Hat die jemand grad parat?


----------



## Thomas Darimont (1. Oktober 2005)

Hallo!

 Am besten geht man dazu so vor, dass man eine gemeinsame Resource wählt die nur von einem Programm in beschlag genommen werden kann (Lock-File, Socket Port... etc.)

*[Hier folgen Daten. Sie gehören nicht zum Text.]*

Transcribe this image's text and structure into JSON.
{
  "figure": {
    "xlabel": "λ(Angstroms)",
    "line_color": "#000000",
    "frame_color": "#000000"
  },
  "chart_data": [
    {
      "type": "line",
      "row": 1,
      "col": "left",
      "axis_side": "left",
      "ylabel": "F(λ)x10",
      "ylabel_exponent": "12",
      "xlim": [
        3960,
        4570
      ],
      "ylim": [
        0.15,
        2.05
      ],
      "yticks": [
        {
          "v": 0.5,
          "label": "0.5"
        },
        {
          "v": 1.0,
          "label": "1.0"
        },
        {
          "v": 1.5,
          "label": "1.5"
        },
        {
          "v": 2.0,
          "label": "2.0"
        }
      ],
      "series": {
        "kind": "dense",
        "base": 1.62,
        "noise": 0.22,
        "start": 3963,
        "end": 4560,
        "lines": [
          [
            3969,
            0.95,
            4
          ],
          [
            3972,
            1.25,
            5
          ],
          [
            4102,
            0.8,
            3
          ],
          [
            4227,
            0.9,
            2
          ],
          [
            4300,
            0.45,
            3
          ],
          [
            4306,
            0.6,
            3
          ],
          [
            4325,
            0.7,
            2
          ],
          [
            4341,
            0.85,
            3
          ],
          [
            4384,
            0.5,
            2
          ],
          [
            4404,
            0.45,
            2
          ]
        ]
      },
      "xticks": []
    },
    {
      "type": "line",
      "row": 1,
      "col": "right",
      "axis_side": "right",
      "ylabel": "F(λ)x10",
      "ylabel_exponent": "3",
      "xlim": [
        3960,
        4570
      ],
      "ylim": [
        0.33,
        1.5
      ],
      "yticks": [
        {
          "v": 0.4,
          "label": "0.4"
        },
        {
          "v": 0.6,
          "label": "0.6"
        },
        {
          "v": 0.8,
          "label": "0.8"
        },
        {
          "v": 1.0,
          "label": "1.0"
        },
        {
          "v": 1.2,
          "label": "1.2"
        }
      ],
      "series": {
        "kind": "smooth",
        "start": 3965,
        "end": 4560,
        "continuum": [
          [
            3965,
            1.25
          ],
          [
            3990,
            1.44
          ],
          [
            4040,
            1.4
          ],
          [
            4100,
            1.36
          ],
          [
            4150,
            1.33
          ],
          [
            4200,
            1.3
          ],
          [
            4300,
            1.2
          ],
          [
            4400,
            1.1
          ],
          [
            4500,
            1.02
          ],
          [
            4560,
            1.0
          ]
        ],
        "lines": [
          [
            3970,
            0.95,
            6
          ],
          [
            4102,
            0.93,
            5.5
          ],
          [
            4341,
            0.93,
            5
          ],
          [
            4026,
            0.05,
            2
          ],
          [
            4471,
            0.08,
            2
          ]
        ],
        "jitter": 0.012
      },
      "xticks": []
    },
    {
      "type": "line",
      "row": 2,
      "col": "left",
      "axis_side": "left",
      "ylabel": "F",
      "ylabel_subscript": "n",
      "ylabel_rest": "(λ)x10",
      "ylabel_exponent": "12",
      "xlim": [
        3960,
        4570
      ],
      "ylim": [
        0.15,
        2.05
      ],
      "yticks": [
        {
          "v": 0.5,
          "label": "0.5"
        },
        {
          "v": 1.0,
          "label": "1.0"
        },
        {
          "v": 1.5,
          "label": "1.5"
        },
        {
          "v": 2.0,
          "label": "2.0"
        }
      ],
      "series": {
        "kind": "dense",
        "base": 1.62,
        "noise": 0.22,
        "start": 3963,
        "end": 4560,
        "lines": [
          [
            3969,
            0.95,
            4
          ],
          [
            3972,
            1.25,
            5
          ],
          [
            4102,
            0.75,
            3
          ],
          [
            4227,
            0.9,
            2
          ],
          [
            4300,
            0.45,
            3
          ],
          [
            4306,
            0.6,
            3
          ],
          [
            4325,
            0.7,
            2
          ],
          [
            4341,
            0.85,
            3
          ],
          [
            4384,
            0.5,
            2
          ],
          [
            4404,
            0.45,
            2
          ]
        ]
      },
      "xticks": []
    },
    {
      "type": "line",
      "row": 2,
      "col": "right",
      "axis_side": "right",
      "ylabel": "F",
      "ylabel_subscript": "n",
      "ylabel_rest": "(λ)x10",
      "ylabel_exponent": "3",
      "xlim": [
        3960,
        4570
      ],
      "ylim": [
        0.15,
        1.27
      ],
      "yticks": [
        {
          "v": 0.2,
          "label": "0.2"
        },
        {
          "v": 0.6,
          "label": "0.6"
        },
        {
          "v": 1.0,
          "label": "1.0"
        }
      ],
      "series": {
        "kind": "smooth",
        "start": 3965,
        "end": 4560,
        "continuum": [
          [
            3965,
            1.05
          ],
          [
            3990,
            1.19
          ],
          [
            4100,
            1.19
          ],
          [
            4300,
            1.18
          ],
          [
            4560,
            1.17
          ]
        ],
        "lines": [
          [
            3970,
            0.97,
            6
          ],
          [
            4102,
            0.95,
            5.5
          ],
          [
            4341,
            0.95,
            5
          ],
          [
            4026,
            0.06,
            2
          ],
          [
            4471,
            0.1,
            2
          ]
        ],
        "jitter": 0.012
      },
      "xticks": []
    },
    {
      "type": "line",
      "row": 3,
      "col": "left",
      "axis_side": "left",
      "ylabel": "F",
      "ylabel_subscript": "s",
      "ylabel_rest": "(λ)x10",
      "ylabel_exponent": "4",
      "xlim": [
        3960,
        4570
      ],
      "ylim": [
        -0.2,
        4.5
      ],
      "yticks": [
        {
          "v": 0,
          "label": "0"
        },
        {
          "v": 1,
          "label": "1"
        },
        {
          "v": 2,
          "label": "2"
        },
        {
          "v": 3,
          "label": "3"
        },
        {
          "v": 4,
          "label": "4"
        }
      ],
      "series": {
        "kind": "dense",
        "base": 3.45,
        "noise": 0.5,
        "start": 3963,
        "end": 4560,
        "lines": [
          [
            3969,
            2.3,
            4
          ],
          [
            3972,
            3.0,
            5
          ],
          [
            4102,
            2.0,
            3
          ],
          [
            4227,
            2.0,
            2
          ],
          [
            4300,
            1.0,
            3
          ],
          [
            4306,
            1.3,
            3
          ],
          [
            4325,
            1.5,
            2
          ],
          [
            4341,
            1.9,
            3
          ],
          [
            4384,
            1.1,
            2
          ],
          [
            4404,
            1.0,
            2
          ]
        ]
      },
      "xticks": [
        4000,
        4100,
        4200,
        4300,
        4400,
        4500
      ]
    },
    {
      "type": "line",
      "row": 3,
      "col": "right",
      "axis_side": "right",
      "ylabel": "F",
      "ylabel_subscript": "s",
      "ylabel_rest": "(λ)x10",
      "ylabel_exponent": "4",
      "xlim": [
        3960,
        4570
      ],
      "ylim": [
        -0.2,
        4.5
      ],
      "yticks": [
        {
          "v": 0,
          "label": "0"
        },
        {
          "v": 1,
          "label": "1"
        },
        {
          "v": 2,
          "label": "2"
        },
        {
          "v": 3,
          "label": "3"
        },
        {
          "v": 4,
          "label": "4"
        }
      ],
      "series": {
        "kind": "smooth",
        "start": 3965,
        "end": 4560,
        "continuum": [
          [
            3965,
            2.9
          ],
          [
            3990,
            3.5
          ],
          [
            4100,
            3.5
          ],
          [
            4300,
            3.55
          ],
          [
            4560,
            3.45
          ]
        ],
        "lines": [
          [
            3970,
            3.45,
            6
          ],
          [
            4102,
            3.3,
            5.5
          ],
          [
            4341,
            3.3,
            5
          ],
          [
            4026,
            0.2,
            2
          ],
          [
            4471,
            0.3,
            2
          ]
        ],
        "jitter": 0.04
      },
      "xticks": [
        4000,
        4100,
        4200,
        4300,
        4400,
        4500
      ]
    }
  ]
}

  Schau mal hier für ein Beispiel mit einem FileLock:

```
/**
  * 
  */
 package de.tutorials;
 
 import java.io.File;
 import java.io.FileOutputStream;
 import java.nio.channels.FileChannel;
 import java.nio.channels.FileLock;
 
 import javax.swing.JFrame;
 
 /**
  * @author Tom
  * 
  */
 public class OnlyOneProgrammInstanceExample {
 
 	/**
 	 * @param args
 	 */
 	public static void main(String[] args) throws Exception {
 		File file = new File("c:/lock.file");
 		if (!file.exists()) {
 			file.createNewFile();
 		}
 		FileOutputStream fos = new FileOutputStream(file);
 		FileChannel fc = fos.getChannel();
 		FileLock lock = fc.tryLock();
 		if (lock == null) {
 			System.out.println("An instance is already running...");
 			fc.close();
 			fos.close();
 			return;
 		}
 		new JFrame("Foo") {
 			{
 				setDefaultCloseOperation(EXIT_ON_CLOSE);
 				setSize(320, 240);
 			}
 		}.setVisible(true);
 	}
 }
```
 
  Gruß Tom


----------



## Pendergast (1. Oktober 2005)

Nagut, auf die Weise lass ich mir eine Datei dann doch andrehen. Schönen Dank!


----------



## Pendergast (15. Oktober 2005)

Jetzt bin ich etwas verwirrt. Wenn ich mir zwei Konsolen öffne und in jeder Konsole das Programm mit der hier vorgestellten Methode versuche zu starten, dann läuft das Programm in der einen Konsole, und in der anderen wird erwartungsgemäß mit einer Fehlermeldung abgebrochen.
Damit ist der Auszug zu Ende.